One of the ongoing myths about the financial crisis is that the government is outmatched by the legal talent representing the banks. But Fleischmann was impressed by the lead attorney in her case, a litigator named Richard Elias. “He sounded like he had been a securities lawyer for 10 years,” she says. “This actually looked like his idea of fun – like he couldn’t wait to run with this case.”
She gave Elias and his team detailed information about everything she’d seen: the edict against e-mails, the sabotaging of the diligence process, the bullying, the written warnings that were ignored, all of it. She assumed that it wouldn’t be long before the bank was hauled into court.
Instead, the government decided to help Chase bury the evidence. It began when Holder’s office scheduled a press conference for the morning of September 24th, 2013, to announce sweeping civil-fraud charges against the bank, all laid out in a detailed complaint drafted by the U.S. attorney’s Sacramento office. But that morning the presser was suddenly canceled, and no complaint was filed. According to later news reports, Dimon had personally called Associate Attorney General Tony West, the third-ranking official in the Justice Department, and asked to reopen negotiations to settle the case out of court.
It goes without saying that the ordinary citizen who is the target of a government investigation cannot simply pick up the phone, call up the prosecutor in charge of his case and have a legal proceeding canceled. But Dimon did just that. “And he didn’t just call the prosecutor, he called the prosecutor’s boss,” Fleischmann says. According to The New York Times, after Dimon had already offered $3 billion to settle the case and was turned down, he went to Holder’s office and upped the offer, but apparently not by enough.

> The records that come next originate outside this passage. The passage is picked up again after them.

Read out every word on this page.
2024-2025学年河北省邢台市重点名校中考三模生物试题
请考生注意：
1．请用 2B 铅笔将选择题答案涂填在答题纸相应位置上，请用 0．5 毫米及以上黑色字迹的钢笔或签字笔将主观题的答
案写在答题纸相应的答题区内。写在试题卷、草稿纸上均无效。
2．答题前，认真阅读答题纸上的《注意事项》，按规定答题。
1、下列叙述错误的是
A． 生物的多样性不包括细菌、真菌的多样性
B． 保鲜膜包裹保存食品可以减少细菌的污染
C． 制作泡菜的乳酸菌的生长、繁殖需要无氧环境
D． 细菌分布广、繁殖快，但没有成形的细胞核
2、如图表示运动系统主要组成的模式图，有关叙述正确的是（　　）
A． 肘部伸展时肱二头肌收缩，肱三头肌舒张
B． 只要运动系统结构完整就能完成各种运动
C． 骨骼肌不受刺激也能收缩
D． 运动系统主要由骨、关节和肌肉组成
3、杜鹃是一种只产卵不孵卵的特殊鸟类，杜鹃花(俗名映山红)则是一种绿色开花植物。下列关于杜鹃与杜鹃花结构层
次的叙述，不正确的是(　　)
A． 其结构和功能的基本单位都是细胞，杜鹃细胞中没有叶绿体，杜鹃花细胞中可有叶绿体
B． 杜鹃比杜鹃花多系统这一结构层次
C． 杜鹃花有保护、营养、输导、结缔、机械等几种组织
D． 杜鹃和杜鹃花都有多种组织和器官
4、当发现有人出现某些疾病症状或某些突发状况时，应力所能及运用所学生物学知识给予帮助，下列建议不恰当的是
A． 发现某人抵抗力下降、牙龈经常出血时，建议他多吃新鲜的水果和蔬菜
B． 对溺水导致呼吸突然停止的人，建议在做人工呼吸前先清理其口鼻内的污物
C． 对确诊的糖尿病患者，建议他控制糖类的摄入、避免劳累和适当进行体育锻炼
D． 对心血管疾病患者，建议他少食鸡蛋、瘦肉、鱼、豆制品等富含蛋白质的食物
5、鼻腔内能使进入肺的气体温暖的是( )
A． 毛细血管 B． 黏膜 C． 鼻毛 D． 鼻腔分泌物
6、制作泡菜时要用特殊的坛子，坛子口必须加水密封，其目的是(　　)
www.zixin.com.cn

A few days later, Fleischmann, who had by then moved back to Vancouver and was looking for work, was at a mall when she saw a Wall Street Journal headline on her iPhone: JPMorgan Insider Helps U.S. in Probe. The story said that the government had a key witness, a female employee willing to provide damaging testimony about Chase’s mortgage operations. Fleischmann was stunned. Until that moment, she had no idea that she was a major part of the government’s case against Chase. And worse, nobody had bothered to warn her that she was about to be effectively outed in the newspapers. “The stress started to build after I saw that news,” she says. “Especially as I waited to see if my name would come out and I watched my job possibilities evaporate.”
Fleischmann later realized that the government wasn’t interested in having her testify against Chase in court or any other public forum. Instead, the Justice Department’s political wing, led by Holder, appeared to be using her, and her evidence, as a bargaining chip to extract more hush money from Dimon. It worked. Within weeks, Dimon had upped his offer to roughly $9 billion.